Pier Francesco Orsini
Pier Francesco Orsini (July 4, 1523 – 1583), also called Vicino Orsini, was an Italian condottiero and patron of the arts. He is famous as the commissioner of the Manieristic Park of the Monsters in Bomarzo (northern Lazio).
Biography
Born in Corigliano Calabro, he was the son of Giovanni Corrado Orsini and Clarice Anguillara.
He inherited the duchy of Bomarzo seven years after the death of the father, thank to intercession of cardinal Alessandro Farnese (the future Pope Paul III). He later married Alessandro's relative Giulia Farnese.
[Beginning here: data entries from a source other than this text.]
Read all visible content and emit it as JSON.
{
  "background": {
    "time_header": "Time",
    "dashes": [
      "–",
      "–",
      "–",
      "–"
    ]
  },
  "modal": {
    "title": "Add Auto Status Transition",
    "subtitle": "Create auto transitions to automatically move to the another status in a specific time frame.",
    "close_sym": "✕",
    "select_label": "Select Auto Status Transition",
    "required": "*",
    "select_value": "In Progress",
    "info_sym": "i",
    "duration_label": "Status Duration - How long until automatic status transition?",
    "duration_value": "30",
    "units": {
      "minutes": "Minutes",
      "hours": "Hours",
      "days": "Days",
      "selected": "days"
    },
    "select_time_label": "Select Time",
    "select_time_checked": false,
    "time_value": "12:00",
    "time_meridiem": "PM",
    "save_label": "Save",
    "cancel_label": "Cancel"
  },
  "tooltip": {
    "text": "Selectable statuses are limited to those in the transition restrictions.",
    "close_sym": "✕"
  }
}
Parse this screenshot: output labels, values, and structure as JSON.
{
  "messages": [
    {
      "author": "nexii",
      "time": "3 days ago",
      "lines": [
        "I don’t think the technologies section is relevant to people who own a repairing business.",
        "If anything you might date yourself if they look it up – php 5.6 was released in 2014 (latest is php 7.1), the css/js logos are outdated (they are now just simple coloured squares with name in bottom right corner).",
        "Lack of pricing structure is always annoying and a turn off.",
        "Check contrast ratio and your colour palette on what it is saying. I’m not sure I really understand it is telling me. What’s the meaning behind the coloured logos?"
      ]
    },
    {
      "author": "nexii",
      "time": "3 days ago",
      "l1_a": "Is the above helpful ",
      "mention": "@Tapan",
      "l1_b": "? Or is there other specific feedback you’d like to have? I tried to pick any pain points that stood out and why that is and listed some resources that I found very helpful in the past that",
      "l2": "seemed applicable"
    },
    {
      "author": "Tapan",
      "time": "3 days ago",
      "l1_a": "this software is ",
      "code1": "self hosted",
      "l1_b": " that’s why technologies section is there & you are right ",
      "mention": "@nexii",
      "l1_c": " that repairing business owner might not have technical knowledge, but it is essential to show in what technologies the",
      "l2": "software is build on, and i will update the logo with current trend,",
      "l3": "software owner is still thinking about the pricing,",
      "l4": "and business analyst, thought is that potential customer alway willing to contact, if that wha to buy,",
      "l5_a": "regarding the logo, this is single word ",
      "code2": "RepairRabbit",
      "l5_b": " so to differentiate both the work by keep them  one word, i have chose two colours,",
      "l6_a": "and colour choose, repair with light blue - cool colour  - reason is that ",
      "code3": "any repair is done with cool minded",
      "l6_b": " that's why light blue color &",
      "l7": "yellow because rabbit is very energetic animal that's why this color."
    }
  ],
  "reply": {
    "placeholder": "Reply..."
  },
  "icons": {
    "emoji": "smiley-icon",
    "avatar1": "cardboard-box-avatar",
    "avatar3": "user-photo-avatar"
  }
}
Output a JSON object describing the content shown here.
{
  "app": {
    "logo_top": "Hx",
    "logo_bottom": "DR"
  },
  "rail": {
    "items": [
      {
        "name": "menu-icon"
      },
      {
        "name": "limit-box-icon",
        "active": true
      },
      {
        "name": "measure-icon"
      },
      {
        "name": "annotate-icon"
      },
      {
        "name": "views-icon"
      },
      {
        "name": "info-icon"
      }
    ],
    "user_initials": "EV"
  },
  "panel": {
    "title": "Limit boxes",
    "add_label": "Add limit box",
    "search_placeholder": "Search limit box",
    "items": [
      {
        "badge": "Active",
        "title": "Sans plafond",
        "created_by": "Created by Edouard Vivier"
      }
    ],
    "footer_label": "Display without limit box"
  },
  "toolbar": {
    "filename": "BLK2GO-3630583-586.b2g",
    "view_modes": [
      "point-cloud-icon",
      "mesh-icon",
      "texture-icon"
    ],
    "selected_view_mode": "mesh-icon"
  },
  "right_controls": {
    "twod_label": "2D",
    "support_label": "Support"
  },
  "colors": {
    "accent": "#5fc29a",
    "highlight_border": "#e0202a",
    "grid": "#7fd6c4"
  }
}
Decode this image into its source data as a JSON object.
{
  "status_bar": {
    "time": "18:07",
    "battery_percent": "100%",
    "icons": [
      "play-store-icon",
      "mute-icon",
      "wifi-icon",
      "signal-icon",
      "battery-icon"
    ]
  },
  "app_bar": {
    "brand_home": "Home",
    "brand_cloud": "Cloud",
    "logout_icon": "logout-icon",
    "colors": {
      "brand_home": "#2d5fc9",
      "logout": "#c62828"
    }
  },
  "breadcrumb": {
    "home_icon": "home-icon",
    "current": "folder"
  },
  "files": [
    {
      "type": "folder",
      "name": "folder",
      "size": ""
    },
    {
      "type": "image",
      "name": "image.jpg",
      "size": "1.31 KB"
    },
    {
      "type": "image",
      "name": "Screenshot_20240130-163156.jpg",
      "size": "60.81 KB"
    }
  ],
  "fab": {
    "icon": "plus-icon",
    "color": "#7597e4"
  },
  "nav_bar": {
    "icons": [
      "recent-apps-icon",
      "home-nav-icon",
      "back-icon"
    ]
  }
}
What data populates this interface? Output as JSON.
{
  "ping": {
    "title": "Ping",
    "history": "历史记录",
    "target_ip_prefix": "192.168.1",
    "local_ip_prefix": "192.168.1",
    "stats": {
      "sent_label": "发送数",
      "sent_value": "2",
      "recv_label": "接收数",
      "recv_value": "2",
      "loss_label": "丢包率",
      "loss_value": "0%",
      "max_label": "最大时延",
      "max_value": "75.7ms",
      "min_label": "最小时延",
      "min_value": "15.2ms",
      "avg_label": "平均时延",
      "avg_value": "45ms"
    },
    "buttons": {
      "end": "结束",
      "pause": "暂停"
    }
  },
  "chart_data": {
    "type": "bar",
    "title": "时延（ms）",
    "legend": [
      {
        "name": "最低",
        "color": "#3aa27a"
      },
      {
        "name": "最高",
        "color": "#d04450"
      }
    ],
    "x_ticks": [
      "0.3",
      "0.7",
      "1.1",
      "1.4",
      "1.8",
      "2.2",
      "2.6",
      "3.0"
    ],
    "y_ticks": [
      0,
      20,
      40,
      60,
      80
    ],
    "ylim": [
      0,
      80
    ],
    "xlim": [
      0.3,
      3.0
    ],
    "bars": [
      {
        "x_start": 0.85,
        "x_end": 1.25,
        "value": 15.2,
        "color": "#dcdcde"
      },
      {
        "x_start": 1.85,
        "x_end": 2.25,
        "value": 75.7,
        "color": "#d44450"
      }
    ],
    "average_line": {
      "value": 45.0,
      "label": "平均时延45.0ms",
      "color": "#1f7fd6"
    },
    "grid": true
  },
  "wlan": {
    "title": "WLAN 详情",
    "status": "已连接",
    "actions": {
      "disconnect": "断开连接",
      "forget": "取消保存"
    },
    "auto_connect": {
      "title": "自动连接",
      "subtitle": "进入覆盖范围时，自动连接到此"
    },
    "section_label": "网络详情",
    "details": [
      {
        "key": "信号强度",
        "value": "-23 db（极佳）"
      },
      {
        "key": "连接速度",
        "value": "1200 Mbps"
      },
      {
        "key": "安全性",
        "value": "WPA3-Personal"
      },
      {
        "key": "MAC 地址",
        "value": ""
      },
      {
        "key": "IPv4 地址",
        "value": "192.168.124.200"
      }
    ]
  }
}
His career as condottiero ended in the 1550s, when he was taken prisoner and the Treaty of Cateau-Cambresis ended the French-Spanish Wars in Italy. Orsini then retired to Bomarzo where he surrounded himself with literates and artists, and devoted to an Epicurean style of life, which negated any contact with religion. Here he had the family completed and, starting from 1547, the famous Park, whose enigmatic constructions and sculptures are one of the most suggestive example of late Renaissance art in Italy.
After the death of his wife he dedicated the park to her memory.
Pier Francesco Orsini died in 1583.
Artistic tributes
- Alberto Ginastera's 1967 opera Bomarzo is based on the life of Orsini, as told in the book of the same name by Argentinian writer Manuel Mujica Láinez.
Sources
- Bredekamp, Horst; Janzer, Wolfram (1989). Vicino Orsini e il Sacro Bosco di Bomarzo. Un principe artista ed anarchico. Rome: Edizioni dell'Elefante.